Fenton grasped Crane's hand warmly.
"Phil, it is worth trying," he said. "If it succeeds, the credit for deciding the final outcome of the Great War may belong to you. I wish I could go with you."
"When Mr Crane returns I shall tell him how wonderful it is I think him to be," said Anna, shaking his hand in turn.
"I'm coming back right enough," replied Crane, with a steady regard, and retaining her hand the while. "And when I do, I shall have something myself to say to you."
Half an hour later, warmly cloaked, and booted and spurred, Crane rode down the mountain-side toward the Bhura River. Looking back he could see a beacon light burning brightly on one of the highest peaks, and he knew that Larescu was gathering his band for the night's work.
CHAPTER XXI
PLANNING A FUTURE
As the hours passed the hill country awoke to restless activity. On several prominent peaks the beacon fires blazed, summoning the followers of Take Larescu. From all sides they began to troop in, silent, grotesque, armed to the teeth. The glen, along the ridge of which Fenton had carried his bride earlier that night, was soon crowded with the hill men. By midnight more than a thousand had assembled, and from all directions they were still coming at the urgent summons of the flaring beacons.

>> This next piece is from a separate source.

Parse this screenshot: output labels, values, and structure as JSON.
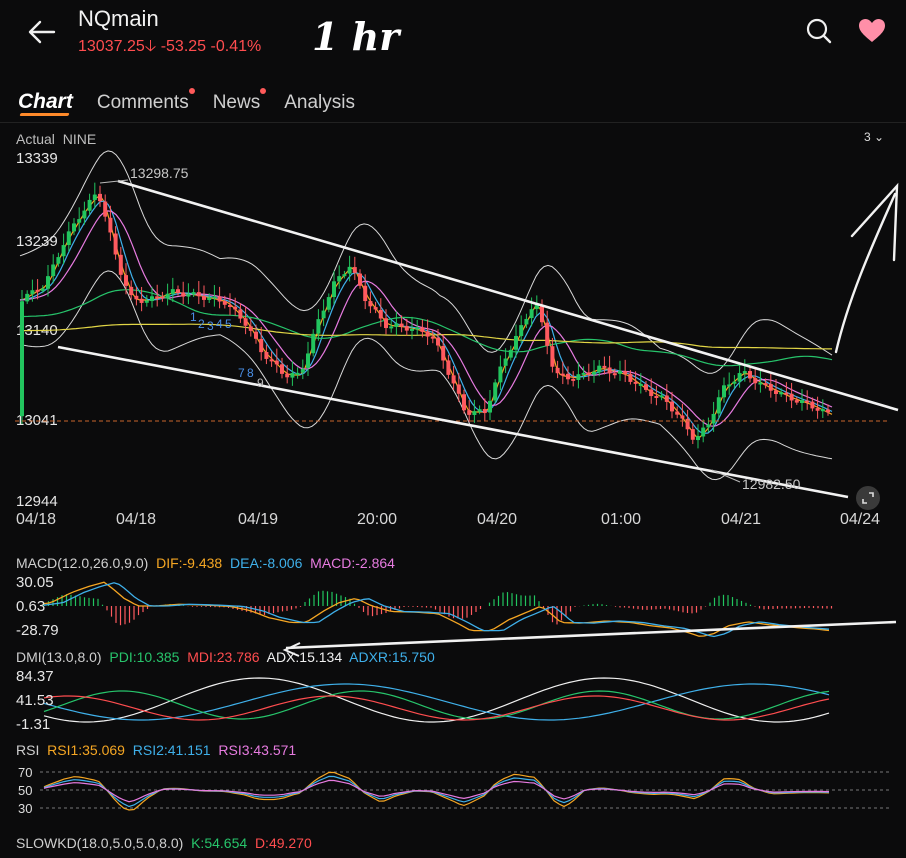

Take Larescu took charge of the situation and skilfully wrought order out of chaos. He organised his followers into detachments, and to each allotted positions along the stretch of foot-hills where the Austrians would be awaited. On receiving their instructions from the gigantic master of ceremonies, the detachments moved off into the enshrouding darkness as silently as they had come. The oddly garbed figures coming and going in the flickering light of torches, the war-like gestures, made the whole proceedings seem a phantasm of the imagination, a wild, strange dream.
Fenton, wearing the military cloak of Miridoff, watched proceedings from a vantage point in the rear. He had early found that Take Larescu was master of the situation, and had discreetly withdrawn into the background. Larescu had fought through several campaigns, and had gained a reputation as the Napoleon of mountain warfare. He could be counted upon to give the Austrians a warm reception.